Après la mort la vie :
Gaël Faye donne aussi à percevoir la vibration qui fait pulser la terre rwandaise
C’est de cette façon, par le prisme des vivants et des souvenirs, que Gaël Faye lève le voile sur les massacres qui ont commencé bien avant 1994, qui se sont succédé, vague après vague depuis 1959, et même avant. Ainsi, pour son mémoire de droit, Milan étudie les tribunaux gacaca, ces « juridictions populaires mises en place par le gouvernement pour juger les crimes du génocide. » Il assiste à ces procès et entend pour la première fois l’histoire des blessures qui fracturent ceux qui sont devenus ses proches malgré ses maladresses et sa peau plus pâle que la leur. Leurs témoignages bouleversent et parviennent à saisir toute l’horreur, toute la peur, tout le sang, toute la haine.
Outre le génocide qu’il observe à travers le regard des survivants, de ceux qui ont vu mais sont toujours là, Gaël Faye donne aussi à percevoir la vibration qui fait pulser la terre rwandaise, la bière de banane dont on boit des litres pour la brume bienheureuse qu’elle procure, les joints qu’on fume pour leur douceur, la musique dont on s’étourdit, Rage Against the Machine, Queen, et les autres, la danse dont on se soûle.

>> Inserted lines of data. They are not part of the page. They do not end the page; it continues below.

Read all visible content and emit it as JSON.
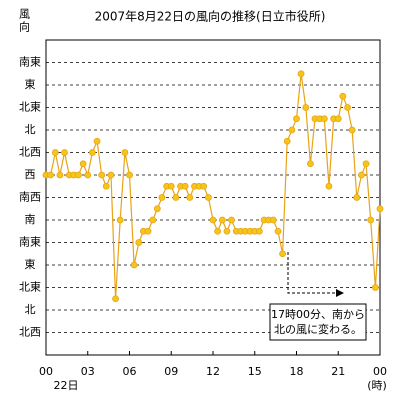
{
  "chart_data": {
    "type": "line",
    "title": "2007年8月22日の風向の推移(日立市役所)",
    "ylabel": "風向",
    "xlabel": "(時)",
    "x_sublabel": "22日",
    "annotation": [
      "17時00分、南から",
      "北の風に変わる。"
    ],
    "xlim": [
      0,
      24
    ],
    "xticks": [
      {
        "value": 0,
        "label": "00"
      },
      {
        "value": 3,
        "label": "03"
      },
      {
        "value": 6,
        "label": "06"
      },
      {
        "value": 9,
        "label": "09"
      },
      12,
      15,
      18,
      21,
      {
        "value": 24,
        "label": "00"
      }
    ],
    "ylim": [
      -1,
      13
    ],
    "yticks": [
      {
        "value": 0,
        "label": "北西"
      },
      {
        "value": 1,
        "label": "北"
      },
      {
        "value": 2,
        "label": "北東"
      },
      {
        "value": 3,
        "label": "東"
      },
      {
        "value": 4,
        "label": "南東"
      },
      {
        "value": 5,
        "label": "南"
      },
      {
        "value": 6,
        "label": "南西"
      },
      {
        "value": 7,
        "label": "西"
      },
      {
        "value": 8,
        "label": "北西"
      },
      {
        "value": 9,
        "label": "北"
      },
      {
        "value": 10,
        "label": "北東"
      },
      {
        "value": 11,
        "label": "東"
      },
      {
        "value": 12,
        "label": "南東"
      }
    ],
    "grid": true,
    "x": [
      0,
      0.33,
      0.67,
      1,
      1.33,
      1.67,
      2,
      2.33,
      2.67,
      3,
      3.33,
      3.67,
      4,
      4.33,
      4.67,
      5,
      5.33,
      5.67,
      6,
      6.33,
      6.67,
      7,
      7.33,
      7.67,
      8,
      8.33,
      8.67,
      9,
      9.33,
      9.67,
      10,
      10.33,
      10.67,
      11,
      11.33,
      11.67,
      12,
      12.33,
      12.67,
      13,
      13.33,
      13.67,
      14,
      14.33,
      14.67,
      15,
      15.33,
      15.67,
      16,
      16.33,
      16.67,
      17,
      17.33,
      17.67,
      18,
      18.33,
      18.67,
      19,
      19.33,
      19.67,
      20,
      20.33,
      20.67,
      21,
      21.33,
      21.67,
      22,
      22.33,
      22.67,
      23,
      23.33,
      23.67,
      24
    ],
    "series": [
      {
        "name": "風向",
        "color": "#e8a317",
        "values": [
          7,
          7,
          8,
          7,
          8,
          7,
          7,
          7,
          7.5,
          7,
          8,
          8.5,
          7,
          6.5,
          7,
          1.5,
          5,
          8,
          7,
          3,
          4,
          4.5,
          4.5,
          5,
          5.5,
          6,
          6.5,
          6.5,
          6,
          6.5,
          6.5,
          6,
          6.5,
          6.5,
          6.5,
          6,
          5,
          4.5,
          5,
          4.5,
          5,
          4.5,
          4.5,
          4.5,
          4.5,
          4.5,
          4.5,
          5,
          5,
          5,
          4.5,
          3.5,
          8.5,
          9,
          9.5,
          11.5,
          10,
          7.5,
          9.5,
          9.5,
          9.5,
          6.5,
          9.5,
          9.5,
          10.5,
          10,
          9,
          6,
          7,
          7.5,
          5,
          2,
          5.5
        ]
      }
    ]
  }
}
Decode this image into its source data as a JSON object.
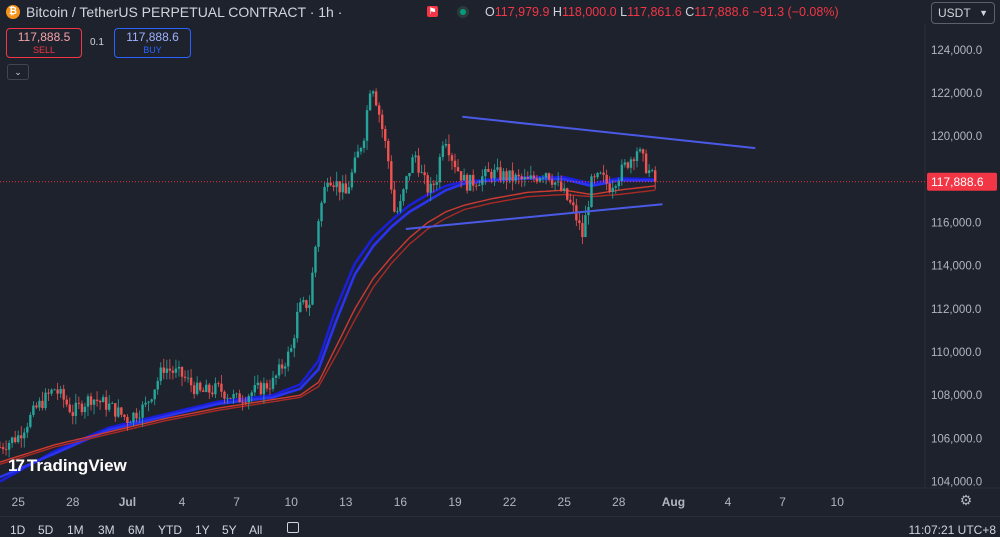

« Ce soir-là, les enfants se tressaient des lauriers, chantaient leurs propres louanges, étaient princes et princesses en leur Palais. Toute leur énergie tendue vers la joie simple d’être en vie. »
Jacaranda est aussi dur que sensible, aussi tendre que vivant. Hommage à ceux qui ont été tués, ode à la vie, à ceux qui sont encore là, hymne à la fraternité de cœur et de sang, c’est un roman qui confirme l’infini talent de Gaël Faye après Petit pays, un roman aussi littéraire que musical et humain.